The reason a debate like this is so important, I think, is that when I was growing up, those events of World War II, of learning the horrors of the concentration camps and the Holocaust, were really only 25 years old or a little bit older than that. It was really fresh in people's minds and memories.
Today, we have to recognize that is, now, quite some time ago. We are talking 70 to 75 years ago that people were learning of these things. That is why it is important for us to also remember the horrors that could happen if we do not take an unremitting, uncompromising stand against the hatred of anti-Semitism and the associated horrors that can occur.
I know that my friend comes from a Polish background and also saw many of those horrors happen in that country itself. He referenced Auschwitz-Birkenau.
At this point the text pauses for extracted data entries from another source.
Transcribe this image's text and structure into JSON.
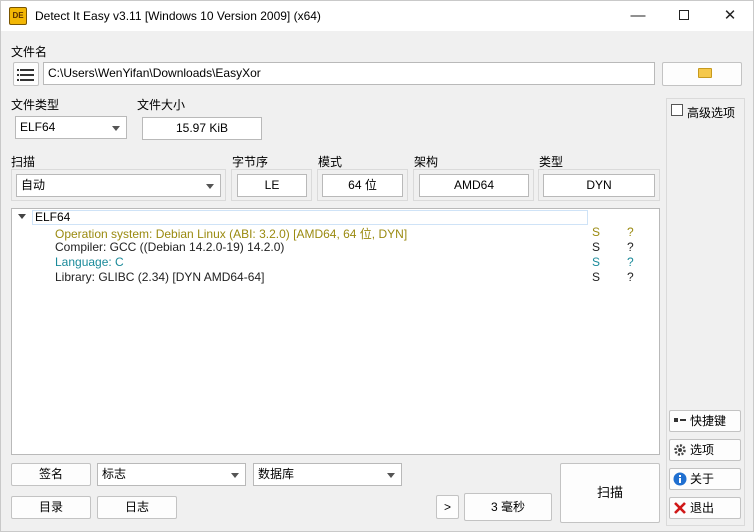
{
  "window": {
    "title": "Detect It Easy v3.11 [Windows 10 Version 2009] (x64)",
    "icon": "DE"
  },
  "file": {
    "label": "文件名",
    "path": "C:\\Users\\WenYifan\\Downloads\\EasyXor"
  },
  "filetype": {
    "label": "文件类型",
    "value": "ELF64"
  },
  "filesize": {
    "label": "文件大小",
    "value": "15.97 KiB"
  },
  "scan": {
    "label": "扫描",
    "value": "自动"
  },
  "endian": {
    "label": "字节序",
    "value": "LE"
  },
  "mode": {
    "label": "模式",
    "value": "64 位"
  },
  "arch": {
    "label": "架构",
    "value": "AMD64"
  },
  "type": {
    "label": "类型",
    "value": "DYN"
  },
  "advanced": {
    "label": "高级选项",
    "checked": false
  },
  "results": {
    "root": "ELF64",
    "rows": [
      {
        "text": "Operation system: Debian Linux (ABI: 3.2.0) [AMD64, 64 位, DYN]",
        "flag": "S",
        "q": "?",
        "color": "#9a8a10"
      },
      {
        "text": "Compiler: GCC ((Debian 14.2.0-19) 14.2.0)",
        "flag": "S",
        "q": "?",
        "color": "#222222"
      },
      {
        "text": "Language: C",
        "flag": "S",
        "q": "?",
        "color": "#1a8a9a"
      },
      {
        "text": "Library: GLIBC (2.34) [DYN AMD64-64]",
        "flag": "S",
        "q": "?",
        "color": "#222222"
      }
    ]
  },
  "bottom": {
    "signature": "签名",
    "flags": "标志",
    "database": "数据库",
    "directory": "目录",
    "log": "日志",
    "next": ">",
    "time": "3 毫秒",
    "scan_button": "扫描"
  },
  "side": {
    "shortcuts": "快捷键",
    "options": "选项",
    "about": "关于",
    "exit": "退出"
  },
  "colors": {
    "accent": "#0066cc",
    "exit_red": "#d01818"
  }
}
He, of course, in his own experience, has been very much affected by those tyrannical horrors of communism and fascism that really tainted the 20th century as one that almost did not have the worthy name of “civilization” that we would like to think we were, in a modern sense.
I would like to hear his thoughts and his reflections on how that experience influenced us growing up and the changes we have seen happening now and what lessons we should take from all of that.